Frequently AskedQuestions (FAQ)

  • How does altitude or low pressure affect cooling fan selection?
    A: Altitude reduces air density, so the same volumetric airflow carries less heat away from electronics. MIL-STD-810H Method 500.6 is the usual low-pressure planning reference, with procedures for storage, operation, rapid decompression, and explosive decompression. For airborne payloads and UAV electronics, review the fan P-Q curve at the expected pressure profile, the enclosure impedance curve, and the required temperature rise. Perseus specifications include low-pressure operating references on selected models, including 19.4 kPa operation for the Titan 400Hz AC reference model. 
  • How should PWM, FG, and RD signal wiring be reviewed near avionics or RF equipment?
    A: PWM, FG, and RD wiring should be reviewed as part of the electrical interface, not as accessory wiring. PWM control requires a shared reference with the fan negative lead unless an isolation scheme is used. FG and RD outputs are normally open-collector style signals and require the correct pull-up voltage and resistor; they should not be paralleled across multiple fans. In RF-sensitive equipment, harness routing, shield termination, grounding, and CE102/RE102 pre-screening are as important as the nominal signal logic. 
  • How should I size power supply margin for startup current and bus transients?
    A: Power sizing should include nominal voltage, continuous current, startup current, and the platform transient profile. BLDC fans often draw 1.5 to 3 times rated current for a short startup interval. Aircraft and vehicle platforms may also impose surge, brownout, reverse polarity, or load-dump requirements. For 28VDC equipment, review the invoked MIL-STD-704 or MIL-STD-1275 profile. For 400Hz AC equipment, verify line/phase voltage, frequency tolerance, inrush behavior, and dielectric withstand requirements. 
  • What installation clearance is needed for avionics bays and dense electronics racks?
    A: A fan installed too close to a board, wall, filter, or bend can lose airflow and create tonal noise. As a first-pass rule, keep inlet and outlet clearance near 1 to 2 fan thicknesses when the enclosure allows it, avoid abrupt duct expansions or contractions, and use turning vanes where airflow must bend sharply. If space is constrained, verify the operating point with the P-Q curve and enclosure impedance rather than assuming the free-air CFM value will reach the heat source. 
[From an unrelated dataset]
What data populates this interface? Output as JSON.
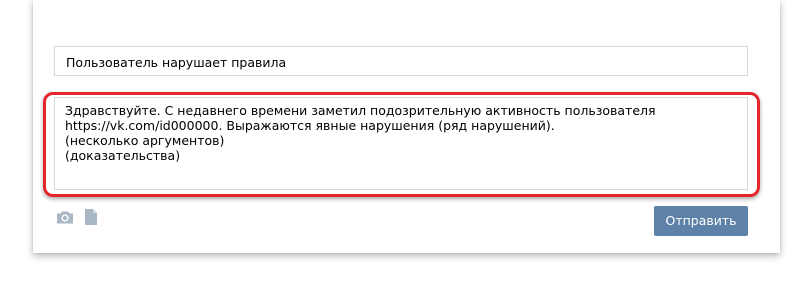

  • What test documentation should I request before qualification or RFQ?
    A: For a serious RFQ, request the P-Q curve, outline drawing, electrical interface definition, connector or lead specification, inrush-current data, PWM/FG/RD logic, acoustic data, bearing-life basis, and environmental test references. For defense and aerospace programs, also request the applicable MIL-STD-810H method matrix, CE102/RE102 pre-screening data when EMC risk exists, and the power-quality reference such as MIL-STD-704 or MIL-STD-1275. The best supplier response ties each document to your platform test plan rather than sending a generic catalog page.